Старый варяг выслушал его с видимым отвращением.

– Слофо са топой, княше, – презрительно изронил он, такой же неподвижный, как мшистый валун, нарочно доставленный ему для сидения. Ременчат стул просто бы сломался под стариком. – Тфой прат – тепе фитней…

По отяжелевшему рытому бархату шатра шуршал и шлепал дождь. Стан раскисал, мокли сиротливо шелковые варяжские палатки, мокли и холстинные сволочанские. Воинство уныло отогревалось добрым вином. В сотне шагов щетинилась, что твое жнивье, мутная мелкая Сволочь. Противоположный ее берег был пуст, и это особенно тревожило осторожного князя Всеволока. Конечно, Столпосвят бывал подчас непростительно беспечен, но чтобы ни заставы не выставить!.. Стало быть, задумал что-то и впрямь небывалое…

На общем совете положили сегодня Сволочь не перебредать, а перейти ее завтрашним утром с первыми лучами солнца. Гакон Слепой сердито буркнул что-то под нос, но внятно возражать не стал. Ему-то бельмастому все было едино: что ночной бой, что дневной, что враги, что перелесок – знай руби, пока не остановят…

* * *

А побоище у котлована – продолжалось. Чтобы прекратить его, понадобилось явление самого князя Столпосвята – боярина не послушали, а молвить по правде – просто не услышали. Одному только князюшке было дано перекрыть вой и лязг битвы зычным своим рокочущим голосом.

– Теплы-ынцы!.. – воззвал он громоподобно.

Сражение побурлило еще мгновение, потом дрогнуло, как бы загустевая, а там и вовсе застыло. Супротивники, опуская копья и заступы, ошалело вертели головами: где?.. что?.. откуда грянуло?..

Князь, отечески улыбаясь, оглядывал с высокого седла поле боя. По лоснящимся откосам шуршал дождик, в глинистой жиже возились и слабо постанывали раненые, еще не уразумевшие, видать, кто к ним явился. Прочие, понятно, молчали.

– Широта души… – раскатисто, с удовольствием рек Столпосвят, окинув щедрым мановением руки всю толпу разом. – Истинных-то теплынцев сразу видно!.. Если уж вдарим кого – так от всего сердца! Силушка-то – играет, томно силушке-то… Но ведь не со зла же! Так, сгоряча… Ну побранимся, ну подеремся даже… А там, глядишь, и помирились, и никто ни на кого не в обиде… – Приостановился, прищурился лукаво. – Что? Не так?..

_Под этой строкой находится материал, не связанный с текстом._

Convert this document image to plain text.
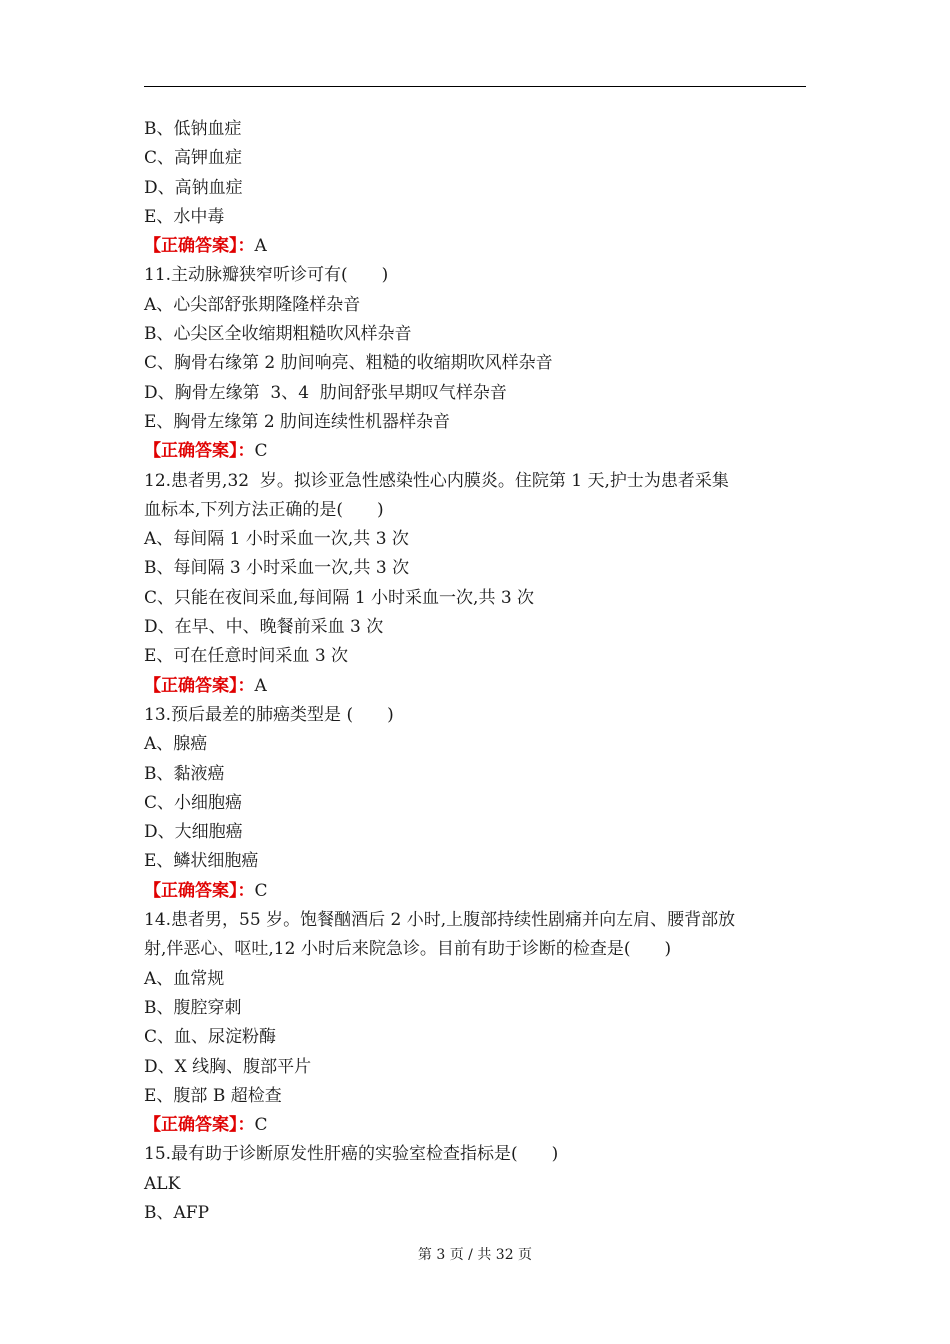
B、低钠血症
C、高钾血症
D、高钠血症
E、水中毒
【正确答案】：A
11.主动脉瓣狭窄听诊可有(　　)
A、心尖部舒张期隆隆样杂音
B、心尖区全收缩期粗糙吹风样杂音
C、胸骨右缘第 2 肋间响亮、粗糙的收缩期吹风样杂音
D、胸骨左缘第  3、4  肋间舒张早期叹气样杂音
E、胸骨左缘第 2 肋间连续性机器样杂音
【正确答案】：C
12.患者男,32  岁。拟诊亚急性感染性心内膜炎。住院第 1 天,护士为患者采集
血标本,下列方法正确的是(　　)
A、每间隔 1 小时采血一次,共 3 次
B、每间隔 3 小时采血一次,共 3 次
C、只能在夜间采血,每间隔 1 小时采血一次,共 3 次
D、在早、中、晚餐前采血 3 次
E、可在任意时间采血 3 次
【正确答案】：A
13.预后最差的肺癌类型是 (　　)
A、腺癌
B、黏液癌
C、小细胞癌
D、大细胞癌
E、鳞状细胞癌
【正确答案】：C
14.患者男，55 岁。饱餐酗酒后 2 小时,上腹部持续性剧痛并向左肩、腰背部放
射,伴恶心、呕吐,12 小时后来院急诊。目前有助于诊断的检查是(　　)
A、血常规
B、腹腔穿刺
C、血、尿淀粉酶
D、X 线胸、腹部平片
E、腹部 B 超检查
【正确答案】：C
15.最有助于诊断原发性肝癌的实验室检查指标是(　　)
ALK
B、AFP
第 3 页 / 共 32 页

Одурели, затрясли головами. Погорельцы – те инда сомлели, услыхав, что величает их князюшка истинными теплынцами. Да и ратники тоже приосанились. Перевели дух, утерли кровушку, закивали истово:

– Так, княже, так…

– Да никому этого не понять! – громыхнул князь, свирепо и в то же время проникновенно выкатывая большие воловьи глаза. – Ни грекам, ни варягам! Были мы для них загадкой, загадкой и останемся!.. А все потому, что души в них нет, в варягах-то, – расчет один да злоба! А ну-ка, боярин! – поворотился он к Блуду Чадовичу, угрюмо нахохлившемуся в седле. – Вели нам по такому случаю из погребов из своих бочку доброго винца выкатить!..

– Да уж послано, княже… – со вздохом ответствовал тот. – Только одной маловато будет. Три – еще куда ни шло…

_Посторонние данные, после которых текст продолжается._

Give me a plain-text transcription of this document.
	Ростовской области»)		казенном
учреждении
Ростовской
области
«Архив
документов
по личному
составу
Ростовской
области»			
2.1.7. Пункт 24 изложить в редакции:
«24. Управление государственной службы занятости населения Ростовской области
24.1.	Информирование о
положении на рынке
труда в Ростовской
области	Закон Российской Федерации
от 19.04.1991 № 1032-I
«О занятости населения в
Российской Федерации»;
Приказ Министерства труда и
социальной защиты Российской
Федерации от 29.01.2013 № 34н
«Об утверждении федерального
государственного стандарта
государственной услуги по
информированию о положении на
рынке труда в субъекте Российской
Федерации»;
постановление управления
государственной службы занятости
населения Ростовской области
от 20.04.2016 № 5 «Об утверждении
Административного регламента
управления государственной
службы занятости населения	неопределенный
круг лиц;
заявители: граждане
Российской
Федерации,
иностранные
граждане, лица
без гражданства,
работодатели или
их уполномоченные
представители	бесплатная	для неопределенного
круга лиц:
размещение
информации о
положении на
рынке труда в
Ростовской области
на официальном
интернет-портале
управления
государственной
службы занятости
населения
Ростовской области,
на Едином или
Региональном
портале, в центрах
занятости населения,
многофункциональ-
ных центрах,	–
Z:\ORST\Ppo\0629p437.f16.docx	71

Вскорости прибыло обещанное винцо – на трех санях. Телега по такой грязюке просто бы не прошла, увязла бы по ступицы. Собрали побитых, сложили в освободившиеся сани, а легко раненым, что могли идти своим ходом, велели держаться за оглобли да за боковины кузовов. С тем и отправили…

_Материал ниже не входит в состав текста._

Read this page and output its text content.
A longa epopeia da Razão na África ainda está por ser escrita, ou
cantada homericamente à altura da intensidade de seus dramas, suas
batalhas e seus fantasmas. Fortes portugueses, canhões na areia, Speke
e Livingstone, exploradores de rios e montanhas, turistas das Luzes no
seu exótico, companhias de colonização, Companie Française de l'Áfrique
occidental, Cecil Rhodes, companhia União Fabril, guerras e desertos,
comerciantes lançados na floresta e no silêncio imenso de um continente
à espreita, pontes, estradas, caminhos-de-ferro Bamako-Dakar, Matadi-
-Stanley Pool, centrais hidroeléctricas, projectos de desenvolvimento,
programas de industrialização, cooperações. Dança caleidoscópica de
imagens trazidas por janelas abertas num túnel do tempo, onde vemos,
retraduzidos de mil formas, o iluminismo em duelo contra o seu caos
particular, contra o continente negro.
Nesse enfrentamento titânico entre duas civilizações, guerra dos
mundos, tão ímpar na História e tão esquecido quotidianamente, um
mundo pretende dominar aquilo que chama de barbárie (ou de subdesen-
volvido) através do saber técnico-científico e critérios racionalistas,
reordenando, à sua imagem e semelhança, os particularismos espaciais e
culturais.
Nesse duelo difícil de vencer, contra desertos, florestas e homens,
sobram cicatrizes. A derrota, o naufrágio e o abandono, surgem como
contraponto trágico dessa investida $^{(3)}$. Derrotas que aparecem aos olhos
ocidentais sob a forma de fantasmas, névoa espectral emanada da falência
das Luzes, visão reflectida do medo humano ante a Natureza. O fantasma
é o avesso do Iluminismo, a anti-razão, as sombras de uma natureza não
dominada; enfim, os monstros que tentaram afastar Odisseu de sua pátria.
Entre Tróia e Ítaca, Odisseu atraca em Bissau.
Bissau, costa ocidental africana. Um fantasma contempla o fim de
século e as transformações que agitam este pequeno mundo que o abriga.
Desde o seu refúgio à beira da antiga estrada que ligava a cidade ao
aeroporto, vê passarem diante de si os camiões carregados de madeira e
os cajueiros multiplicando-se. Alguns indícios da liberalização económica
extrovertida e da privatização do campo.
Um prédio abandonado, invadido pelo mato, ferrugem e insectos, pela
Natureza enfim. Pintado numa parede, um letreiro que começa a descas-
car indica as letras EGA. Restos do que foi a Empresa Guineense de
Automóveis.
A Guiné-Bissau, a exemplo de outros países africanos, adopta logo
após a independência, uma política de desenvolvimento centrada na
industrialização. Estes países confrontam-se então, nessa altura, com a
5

Костя Багряновидный тоже принял ковшик и, зная меру, спустился по изволоку в опустевший котлован. Из-за козел навстречу ему выбрался хмурый Кудыка Чудиныч.

– Празднуют? – спросил он с завистью, кивнув на обваловку, из-за которой гремел князюшкин голос. Столпосвят произносил здравицу в честь великого теплынского народа.

– А ти сто зе? – удивился грек.

– Да розмысл не велел рыла высовывать, – с тоской отвечал ему Кудыка. – Тут же все меня знают… В ополчении наших полно, слободских…

Костя, добрая душа, хоть и грек, тут же сходил за обваловку и принес товарищу ковшик винца.

– Слышь, Костя… – сипло позвал Кудыка, осушив посудину до дна. – Ну вот соберет их сейчас Столпосвят, отведет к бродам… Неужто удержат? Против варягов-то!..

Грек Костя лишь уныло шевельнул бровями. Что, дескать, спрашиваешь? Сам, что ли, не слышишь, какие они?..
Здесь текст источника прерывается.